If you see extra-long post IDs that show up in your data and (likely) are not ones you assigned to post stimuli, these are posts that participants made themselves. Every time a participant posts, their post is automatically assigned a randomly generated and very long post ID. Thus, if you see a long post ID that looks something like 18b97229-d945-46f1-aeec-947ba9f1b165 in the LIKE column, it means that participants made a new post and then liked their own post.

Analyses

Once you have your study data, one of the most basic types of analyses you will want to do is to count the number of times a given subset of the post stimuli was interacted with. Below is some sample R code for doing this.

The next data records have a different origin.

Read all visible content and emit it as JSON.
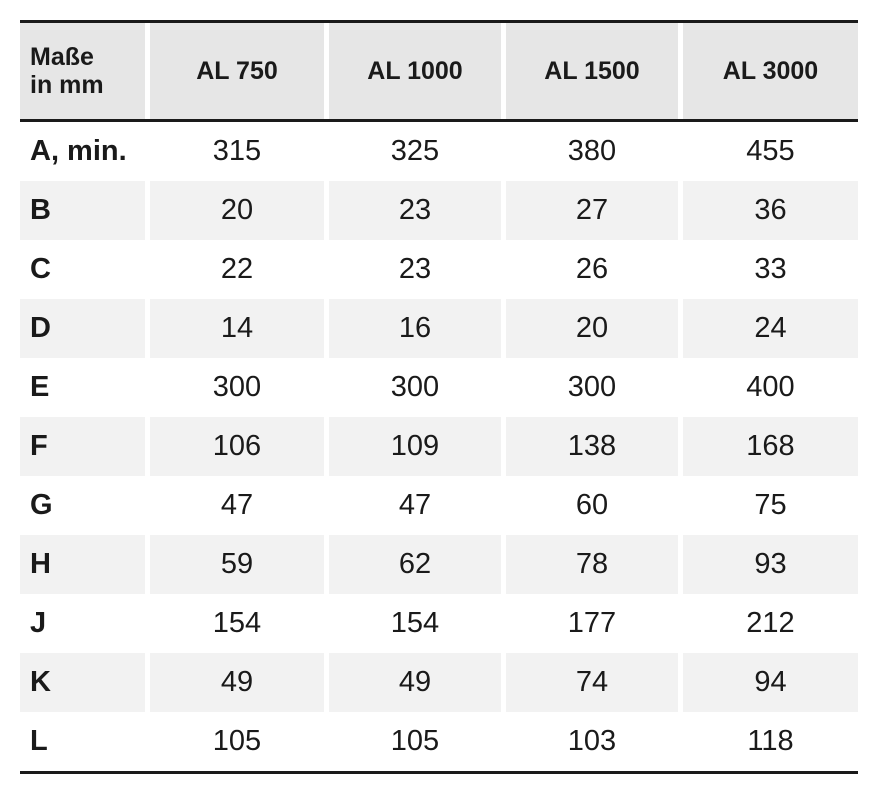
{
  "table": {
    "headers": [
      "Maße\nin mm",
      "AL 750",
      "AL 1000",
      "AL 1500",
      "AL 3000"
    ],
    "rows": [
      [
        "A, min.",
        "315",
        "325",
        "380",
        "455"
      ],
      [
        "B",
        "20",
        "23",
        "27",
        "36"
      ],
      [
        "C",
        "22",
        "23",
        "26",
        "33"
      ],
      [
        "D",
        "14",
        "16",
        "20",
        "24"
      ],
      [
        "E",
        "300",
        "300",
        "300",
        "400"
      ],
      [
        "F",
        "106",
        "109",
        "138",
        "168"
      ],
      [
        "G",
        "47",
        "47",
        "60",
        "75"
      ],
      [
        "H",
        "59",
        "62",
        "78",
        "93"
      ],
      [
        "J",
        "154",
        "154",
        "177",
        "212"
      ],
      [
        "K",
        "49",
        "49",
        "74",
        "94"
      ],
      [
        "L",
        "105",
        "105",
        "103",
        "118"
      ]
    ]
  }
}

# Install required packages

install.packages(c("tidyverse","dplyr","stringr","stringi"))

# Load required packages

library(tidyverse)
library(stringr)
library(dplyr)
library(stringi)

# Creates a vector (i.e., a list) of the post IDs that you want to count the number of a given interactions with. The example below is a variable called "misinfo" which is a list of the post IDs for all posts which are misinformation (101, 102, 103, and 104).

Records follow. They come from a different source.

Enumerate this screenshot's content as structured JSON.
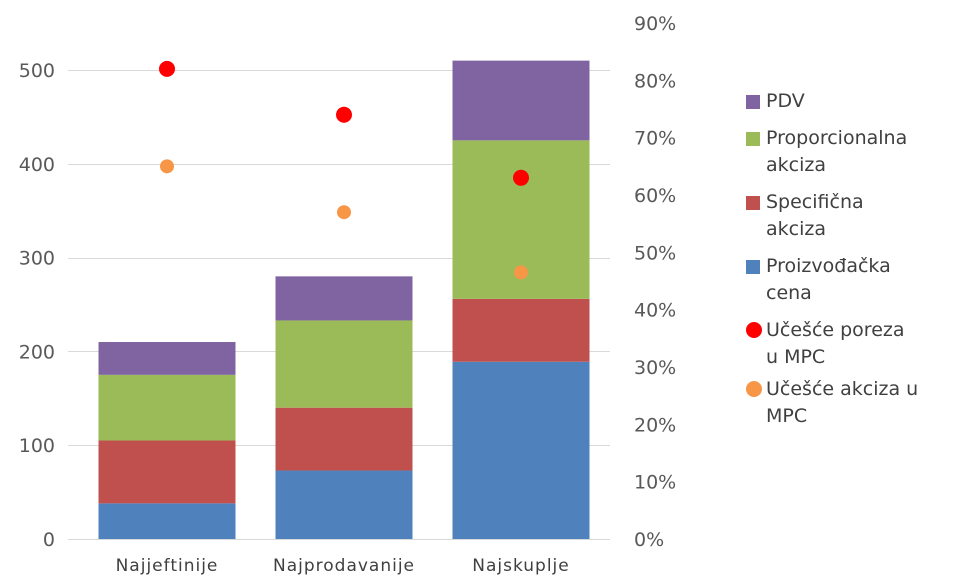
{
  "chart_data": {
    "type": "bar",
    "stacked": true,
    "categories": [
      "Najjeftinije",
      "Najprodavanije",
      "Najskuplje"
    ],
    "series": [
      {
        "name": "Proizvođačka cena",
        "values": [
          38,
          73,
          189
        ],
        "color": "#4F81BD",
        "axis": "left",
        "kind": "bar"
      },
      {
        "name": "Specifična akciza",
        "values": [
          67,
          67,
          67
        ],
        "color": "#C0504D",
        "axis": "left",
        "kind": "bar"
      },
      {
        "name": "Proporcionalna akciza",
        "values": [
          70,
          93,
          169
        ],
        "color": "#9BBB59",
        "axis": "left",
        "kind": "bar"
      },
      {
        "name": "PDV",
        "values": [
          35,
          47,
          85
        ],
        "color": "#8064A2",
        "axis": "left",
        "kind": "bar"
      },
      {
        "name": "Učešće poreza u MPC",
        "values": [
          0.82,
          0.74,
          0.63
        ],
        "color": "#FF0000",
        "axis": "right",
        "kind": "scatter"
      },
      {
        "name": "Učešće akciza u MPC",
        "values": [
          0.65,
          0.57,
          0.465
        ],
        "color": "#F79646",
        "axis": "right",
        "kind": "scatter"
      }
    ],
    "y_left": {
      "ticks": [
        "0",
        "100",
        "200",
        "300",
        "400",
        "500"
      ],
      "range": [
        0,
        550
      ]
    },
    "y_right": {
      "ticks": [
        "0%",
        "10%",
        "20%",
        "30%",
        "40%",
        "50%",
        "60%",
        "70%",
        "80%",
        "90%"
      ],
      "range": [
        0,
        0.9
      ]
    },
    "grid": true,
    "legend_position": "right",
    "title": "",
    "xlabel": "",
    "ylabel": ""
  },
  "legend": [
    {
      "name": "PDV",
      "lines": [
        "PDV"
      ],
      "color": "#8064A2",
      "marker": "square"
    },
    {
      "name": "Proporcionalna akciza",
      "lines": [
        "Proporcionalna",
        "akciza"
      ],
      "color": "#9BBB59",
      "marker": "square"
    },
    {
      "name": "Specifična akciza",
      "lines": [
        "Specifična",
        "akciza"
      ],
      "color": "#C0504D",
      "marker": "square"
    },
    {
      "name": "Proizvođačka cena",
      "lines": [
        "Proizvođačka",
        "cena"
      ],
      "color": "#4F81BD",
      "marker": "square"
    },
    {
      "name": "Učešće poreza u MPC",
      "lines": [
        "Učešće poreza",
        "u MPC"
      ],
      "color": "#FF0000",
      "marker": "circle"
    },
    {
      "name": "Učešće akciza u MPC",
      "lines": [
        "Učešće akciza u",
        "MPC"
      ],
      "color": "#F79646",
      "marker": "circle"
    }
  ]
}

misinfo <- c("101", "102", "103", "104")

# Adds a new variable to the dataset that is a count of the number of posts from the vector that were interacted with a for a given interaction type. In the example below, for the dataset named "dataset", a new variable called "misinfoCount" is created that is a count of the unique number of post IDs from the "misinfo" list which were liked (using the "LIKE" variable, which could be replaced or repeated with any interaction type you want).

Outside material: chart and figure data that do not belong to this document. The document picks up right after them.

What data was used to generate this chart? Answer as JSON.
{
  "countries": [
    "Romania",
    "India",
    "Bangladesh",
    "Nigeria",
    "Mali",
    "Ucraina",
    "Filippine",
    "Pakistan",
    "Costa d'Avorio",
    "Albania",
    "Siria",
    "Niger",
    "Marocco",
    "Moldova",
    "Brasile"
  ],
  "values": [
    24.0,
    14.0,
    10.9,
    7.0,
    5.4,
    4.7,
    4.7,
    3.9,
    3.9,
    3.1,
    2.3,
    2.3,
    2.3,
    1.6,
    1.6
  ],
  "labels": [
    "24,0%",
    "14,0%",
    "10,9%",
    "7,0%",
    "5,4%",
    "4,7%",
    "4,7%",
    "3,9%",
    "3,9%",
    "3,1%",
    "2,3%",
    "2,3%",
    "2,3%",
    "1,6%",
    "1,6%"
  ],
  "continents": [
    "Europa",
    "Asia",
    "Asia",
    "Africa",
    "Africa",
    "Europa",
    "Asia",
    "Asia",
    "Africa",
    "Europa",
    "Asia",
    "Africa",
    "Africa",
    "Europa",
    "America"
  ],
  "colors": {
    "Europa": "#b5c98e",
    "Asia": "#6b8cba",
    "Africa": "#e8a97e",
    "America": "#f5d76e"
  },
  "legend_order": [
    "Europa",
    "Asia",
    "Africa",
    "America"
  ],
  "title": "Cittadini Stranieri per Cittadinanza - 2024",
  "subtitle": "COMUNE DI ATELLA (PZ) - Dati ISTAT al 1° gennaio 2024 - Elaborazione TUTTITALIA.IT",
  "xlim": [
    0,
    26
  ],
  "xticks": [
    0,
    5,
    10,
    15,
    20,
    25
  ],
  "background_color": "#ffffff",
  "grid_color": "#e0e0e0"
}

dataset %>% mutate(misinfoCount = sapply(str_extract_all(dataset$LIKE, misinfo), function(i)length(unique(i)))) -> dataset

JSON data

The .json data contains all of the raw data collected from participants, in a format that isn't as easily parsed.

Under construction

This section is under construction. Please check back later. In the future, this section will contain detailed explanations of all the data types collected and template code for parsing and analyzing it.

Media data

The media data contains all of the photos and videos participants may have uploaded (e.g., profile photos submitted during registration, attachments to posts) in a .zip file. Profile photos will be named according to the unique field IDs that they are associated with, and photos and videos attached to posts that participants make will be named according to the unique media IDs that are generated for them.